The invention relates generally to calibration of sensors. More specifically, the invention relates to an improved method for calibrating sensors adapted for measurement of subsurface properties.
In the oil-drilling and exploration industry, many types of sensors are used to evaluate subsurface formations traversed by a borehole, commonly referred to as well logging. Sensors measure a phenomenon that is related to a physical property of the formation, such as the density or the porosity. A particular formation property can be determined by measuring a phenomenon related to the formation property and calculating the formation property based on the relationship between the measured phenomenon and the desired formation property. In order to obtain useful information about the formation property, it is necessary to calibrate the sensor.
Calibration normalizes a raw measurement to a known reference. A sensor is used to measure a substance with known properties. The calibration measurement made by the sensor can be correlated to the known properties of the substance. This determines the relationship between the raw sensor measurement and the physical property.
One example of a sensor used in well logging is a density sensor. One type of density sensor uses a radioactive source to emit gamma rays into a formation. Some of the emitted gamma rays interact with electrons in the formation, and, through a process called Compton Scattering, are scattered back into the borehole. The density sensor includes detectors that detect gamma rays scattered back into the borehole. The number of gamma rays that scatter back into the borehole is related to the number of electrons in the formation, and the number of electrons in the formation is related to the density of the formation. Thus, the number of detected gamma rays, called the count rate, is related to the density of the formation.
Calibration is required because the number of detected gamma rays depends on more factors than the density of the formation. The count rate also depends heavily on the strength of the source and the sensor geometry. For example, it is expected that by doubling the activity of the source, i.e. changing to a source that emits twice as many gamma rays, the count rate would also double. Further, the sensor efficiency at detecting gamma rays affects the count rate.

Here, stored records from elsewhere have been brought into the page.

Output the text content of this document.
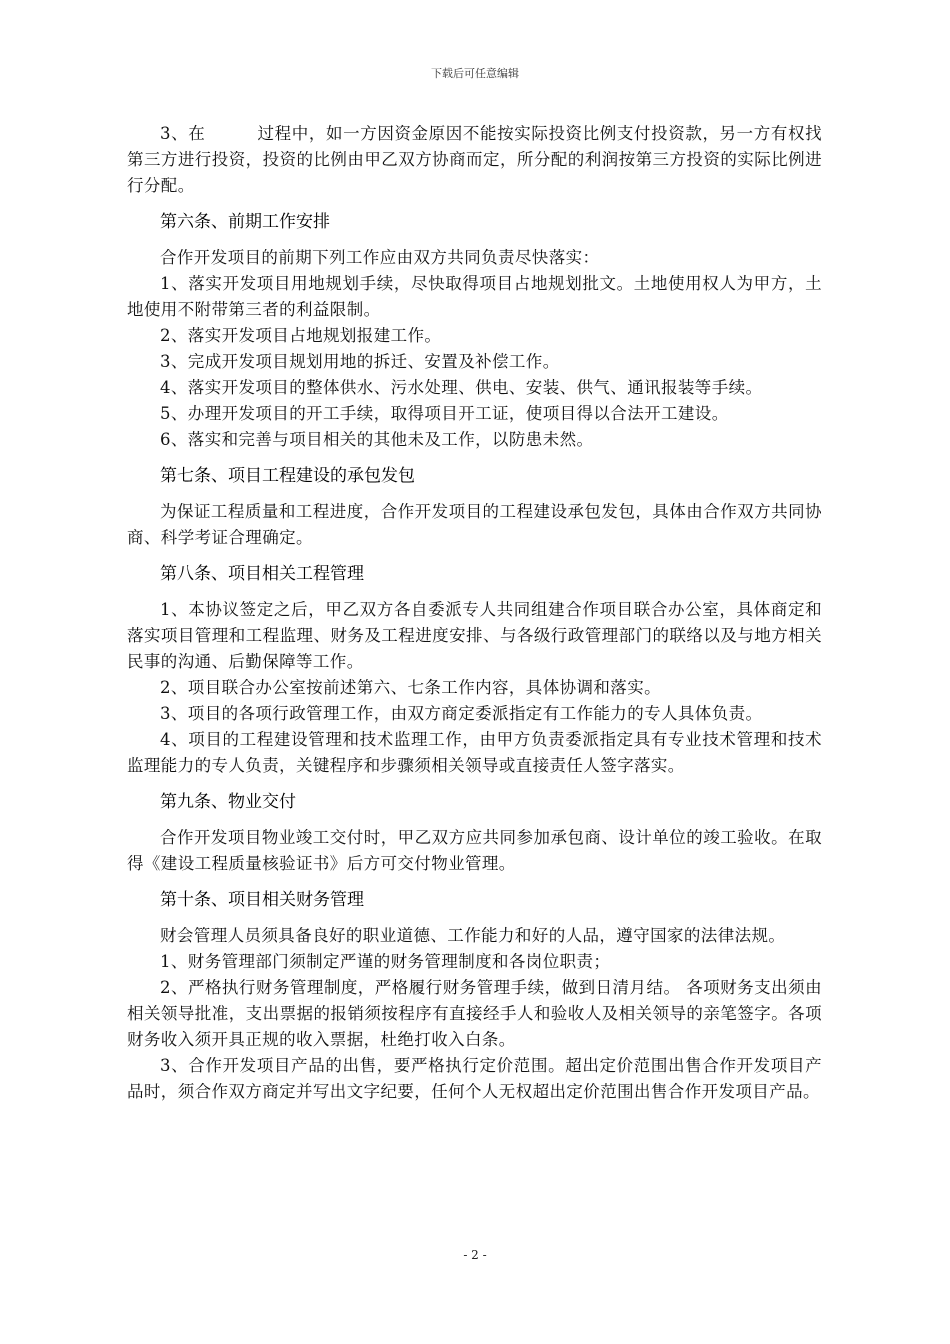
下载后可任意编辑

3、在	过程中，如一方因资金原因不能按实际投资比例支付投资款，另一方有权找第三方进行投资，投资的比例由甲乙双方协商而定，所分配的利润按第三方投资的实际比例进行分配。

第六条、前期工作安排

合作开发项目的前期下列工作应由双方共同负责尽快落实：

1、落实开发项目用地规划手续，尽快取得项目占地规划批文。土地使用权人为甲方，土地使用不附带第三者的利益限制。

2、落实开发项目占地规划报建工作。

3、完成开发项目规划用地的拆迁、安置及补偿工作。

4、落实开发项目的整体供水、污水处理、供电、安装、供气、通讯报装等手续。

5、办理开发项目的开工手续，取得项目开工证，使项目得以合法开工建设。

6、落实和完善与项目相关的其他未及工作，以防患未然。

第七条、项目工程建设的承包发包

为保证工程质量和工程进度，合作开发项目的工程建设承包发包，具体由合作双方共同协商、科学考证合理确定。

第八条、项目相关工程管理

1、本协议签定之后，甲乙双方各自委派专人共同组建合作项目联合办公室，具体商定和落实项目管理和工程监理、财务及工程进度安排、与各级行政管理部门的联络以及与地方相关民事的沟通、后勤保障等工作。

2、项目联合办公室按前述第六、七条工作内容，具体协调和落实。

3、项目的各项行政管理工作，由双方商定委派指定有工作能力的专人具体负责。

4、项目的工程建设管理和技术监理工作，由甲方负责委派指定具有专业技术管理和技术监理能力的专人负责，关键程序和步骤须相关领导或直接责任人签字落实。

第九条、物业交付

合作开发项目物业竣工交付时，甲乙双方应共同参加承包商、设计单位的竣工验收。在取得《建设工程质量核验证书》后方可交付物业管理。

第十条、项目相关财务管理

财会管理人员须具备良好的职业道德、工作能力和好的人品，遵守国家的法律法规。

1、财务管理部门须制定严谨的财务管理制度和各岗位职责；

2、严格执行财务管理制度，严格履行财务管理手续，做到日清月结。 各项财务支出须由相关领导批准，支出票据的报销须按程序有直接经手人和验收人及相关领导的亲笔签字。各项财务收入须开具正规的收入票据，杜绝打收入白条。

3、合作开发项目产品的出售，要严格执行定价范围。超出定价范围出售合作开发项目产品时，须合作双方商定并写出文字纪要，任何个人无权超出定价范围出售合作开发项目产品。

- 2 -
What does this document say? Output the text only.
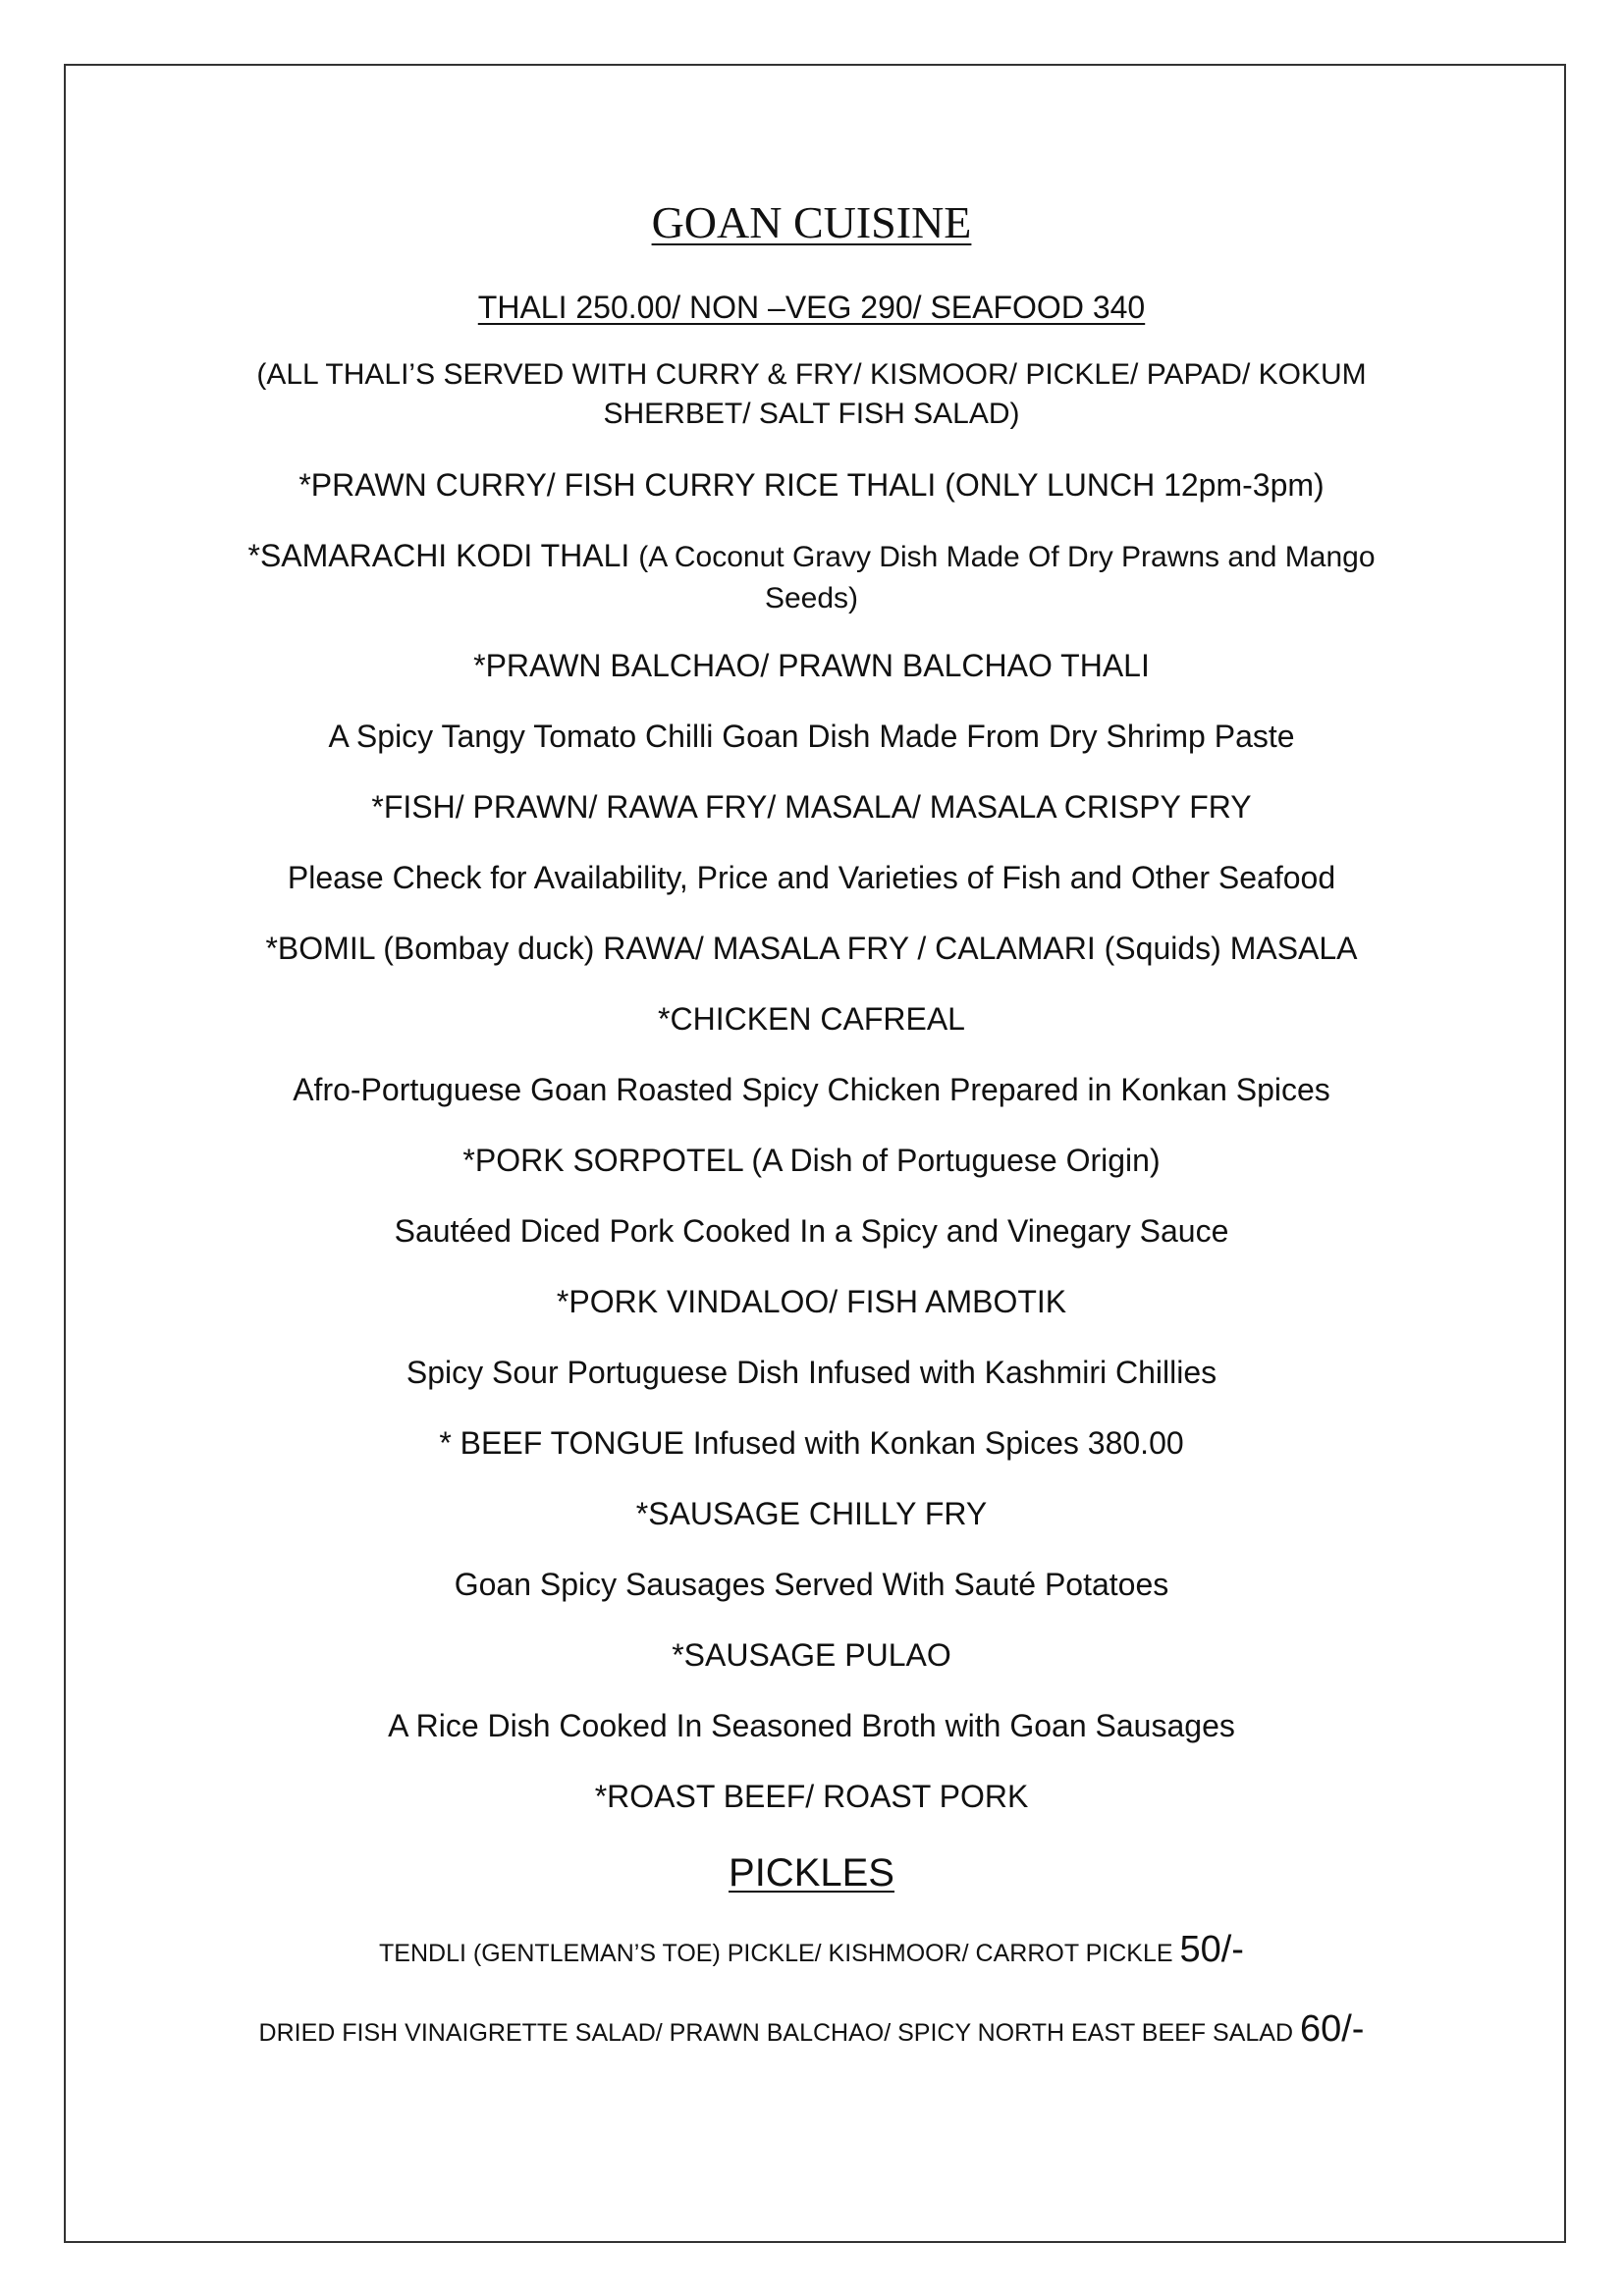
GOAN CUISINE
THALI 250.00/ NON –VEG 290/ SEAFOOD 340
(ALL THALI’S SERVED WITH CURRY & FRY/ KISMOOR/ PICKLE/ PAPAD/ KOKUM SHERBET/ SALT FISH SALAD)
*PRAWN CURRY/ FISH CURRY RICE THALI (ONLY LUNCH 12pm-3pm)
*SAMARACHI KODI THALI (A Coconut Gravy Dish Made Of Dry Prawns and Mango Seeds)
*PRAWN BALCHAO/ PRAWN BALCHAO THALI
A Spicy Tangy Tomato Chilli Goan Dish Made From Dry Shrimp Paste
*FISH/ PRAWN/ RAWA FRY/ MASALA/ MASALA CRISPY FRY
Please Check for Availability, Price and Varieties of Fish and Other Seafood
*BOMIL (Bombay duck) RAWA/ MASALA FRY / CALAMARI (Squids) MASALA
*CHICKEN CAFREAL
Afro-Portuguese Goan Roasted Spicy Chicken Prepared in Konkan Spices
*PORK SORPOTEL (A Dish of Portuguese Origin)
Sautéed Diced Pork Cooked In a Spicy and Vinegary Sauce
*PORK VINDALOO/ FISH AMBOTIK
Spicy Sour Portuguese Dish Infused with Kashmiri Chillies
* BEEF TONGUE Infused with Konkan Spices 380.00
*SAUSAGE CHILLY FRY
Goan Spicy Sausages Served With Sauté Potatoes
*SAUSAGE PULAO
A Rice Dish Cooked In Seasoned Broth with Goan Sausages
*ROAST BEEF/ ROAST PORK
PICKLES
TENDLI (GENTLEMAN’S TOE) PICKLE/ KISHMOOR/ CARROT PICKLE 50/-
DRIED FISH VINAIGRETTE SALAD/ PRAWN BALCHAO/ SPICY NORTH EAST BEEF SALAD 60/-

This efficiency varies from sensor to sensor. By calibrating a density sensor, the density of a formation can be precisely determined based on the count rate measured by the sensor.
Typical calibration methods are performed on a sensor before it is disposed within a borehole. Often times, these calibration methods are performed in a controlled environment away from the well site. One common method of calibrating a density sensor includes placing the sensor in water, inserting a source into the sensor, and measuring the count rate of back-scattered gamma rays. The count rate made with the sensor in water is correlated to the density of water, and the slope of the response function is assumed. This method is known in the art as a “one-point method”, because a calibration line is determined based on a single point.
FIG. 1A shows a plot of a prior art response function 101 for a density sensor with a water calibration point 102. Typical calibration methods assume the density sensor has a linear response with a known slope. With the water calibration point and an assumed slope, a sensor response function, plotted at 101, can be determined as the line with the assumed slope that intersects the water calibration point 102.
Another sensor used in well logging is a neutron sensor. A neutron sensor uses a source that emits “fast”, or high energy, neutrons into a formation. The neutrons lose energy through collisions with the atoms in the formation, becoming “thermal” or “epi-thermal” neutrons. The neutron sensor detects these neutrons that migrate back into the borehole.
The fast neutrons slow down by colliding with atoms in the formation. Hydrogen, because it has a mass similar to that of a neutron, provides much more rapid slowing of the neutrons than other atoms. Thus, the number of thermal neutrons detected in a borehole is related to the number of hydrogen atoms in the formation. Because water and hydrocarbons have similar concentrations of hydrogen (hydrogen indices), and because the rock matrix of the formation is relatively free of hydrogen, the number of thermal neutrons in the borehole is related to the amount of hydrocarbons and water in the formation. In a non-gas bearing formation, the volume fraction of water and hydrocarbons is called the porosity.
Calibration of a neutron sensor determines how the thermal neutron count rate is related to the formation porosity. One conventional method includes surrounding the neutron sensor with water and making a calibration measurement. In this type of calibration, the porosity of water is set at one.
FIG. 1B shows a prior art neutron calibration with water. The sensor is assumed to have a linear response with a known slope, and the measurement of the count rate at the water point 112 yields a response function, plotted at 111, that intersects the water point 112.